KUALA LUMPUR: The driver of a bus that crashed killing 20 people in Malaysia’s worst road accident had two outstanding arrest warrants for reckless driving, initial results of an investigation showed Tuesday. Rohizan Abu Bakar, 28, who was among the dead, also had 13 summonses from police, the Bernama news agency said. It was not clear however why he had managed to evade arrest or why the operator of the express bus hired him despite his record.
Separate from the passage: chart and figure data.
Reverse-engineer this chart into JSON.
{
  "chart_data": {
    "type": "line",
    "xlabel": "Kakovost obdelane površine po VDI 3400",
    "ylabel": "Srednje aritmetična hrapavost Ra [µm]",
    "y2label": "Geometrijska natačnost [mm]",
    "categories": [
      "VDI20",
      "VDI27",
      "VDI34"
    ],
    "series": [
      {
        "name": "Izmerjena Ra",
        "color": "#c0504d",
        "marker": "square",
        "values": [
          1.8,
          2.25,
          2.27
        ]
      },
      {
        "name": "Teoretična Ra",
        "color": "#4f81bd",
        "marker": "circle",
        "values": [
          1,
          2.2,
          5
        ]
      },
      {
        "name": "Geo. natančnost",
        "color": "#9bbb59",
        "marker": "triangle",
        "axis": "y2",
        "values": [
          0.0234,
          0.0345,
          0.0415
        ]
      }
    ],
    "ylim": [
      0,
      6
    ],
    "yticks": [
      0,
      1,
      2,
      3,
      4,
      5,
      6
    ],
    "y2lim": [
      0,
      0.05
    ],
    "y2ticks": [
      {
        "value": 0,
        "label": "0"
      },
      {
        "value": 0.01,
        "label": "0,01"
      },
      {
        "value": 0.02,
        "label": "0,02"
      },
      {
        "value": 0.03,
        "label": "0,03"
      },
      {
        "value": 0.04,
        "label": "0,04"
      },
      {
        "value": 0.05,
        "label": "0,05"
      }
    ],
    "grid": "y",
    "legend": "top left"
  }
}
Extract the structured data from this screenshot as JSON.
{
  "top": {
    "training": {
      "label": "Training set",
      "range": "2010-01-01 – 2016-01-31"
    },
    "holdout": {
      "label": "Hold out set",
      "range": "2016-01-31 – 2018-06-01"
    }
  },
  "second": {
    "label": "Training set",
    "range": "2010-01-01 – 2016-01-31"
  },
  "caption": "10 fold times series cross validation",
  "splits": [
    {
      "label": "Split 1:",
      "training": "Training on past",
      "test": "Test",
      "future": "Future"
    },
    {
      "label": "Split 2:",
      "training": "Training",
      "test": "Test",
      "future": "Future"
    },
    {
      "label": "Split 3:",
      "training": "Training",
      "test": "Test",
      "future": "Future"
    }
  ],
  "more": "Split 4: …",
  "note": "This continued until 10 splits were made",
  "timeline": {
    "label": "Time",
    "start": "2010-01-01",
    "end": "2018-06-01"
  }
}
Transportation authorities said Rohizan apparently fell asleep at the wheel while driving down a hill on a highway in northern Penang state.


DENPASAR, Indonesia: Dry holidays may be looming for tourists on the Indonesian resort island of Bali with an alcohol shortage already hitting hotels and bars, officials and industry workers said Tuesday. The shortage comes as the island reported its first human bird-flu death on Monday, triggering fears that a tourism recovery, finally gaining momentum in the wake of bombings by Islamic militants in 2002 and 2005, could stall. A quota allowing alcohol imports is usually issued every six months to the state-run Indonesian Trading Company but the one for the second half of 2007 has been delayed.


ISLAMABAD: President Pervez Musharraf marked Pakistan’s 60th anniversary Tuesday saying the battle against terrorism is being waged for his own country’s sake and not America’s. Al-Qaeda and other militant organizations using Pakistani border regions as a base for operations posed a threat to Pakistan and it was time they were dealt with, he said in comments marking Independence Day. “It is time that the entire nation rises against them,” Musharraf said, referring to Taliban and al-Qaeda cells in the northwestern tribal regions bordering Afghanistan. “We are not confronting terrorism for America, we are doing it for ourselves,” he said.


MOSCOW: Chinese President Hu Jintao begins a tour of three ex-Soviet neighbors on Tuesday aimed at reaching a delicate balance between Beijing’s energy and security goals and easing regional tensions. Hu kicks off his tour of Kyrgyzstan, Russia and Kazakhstan on Tuesday by visiting the Kyrgyz capital Bishkek, where the headline event will be a summit of the Shanghai Cooperation Organization (SCO), a Moscow-and Beijing-led security group.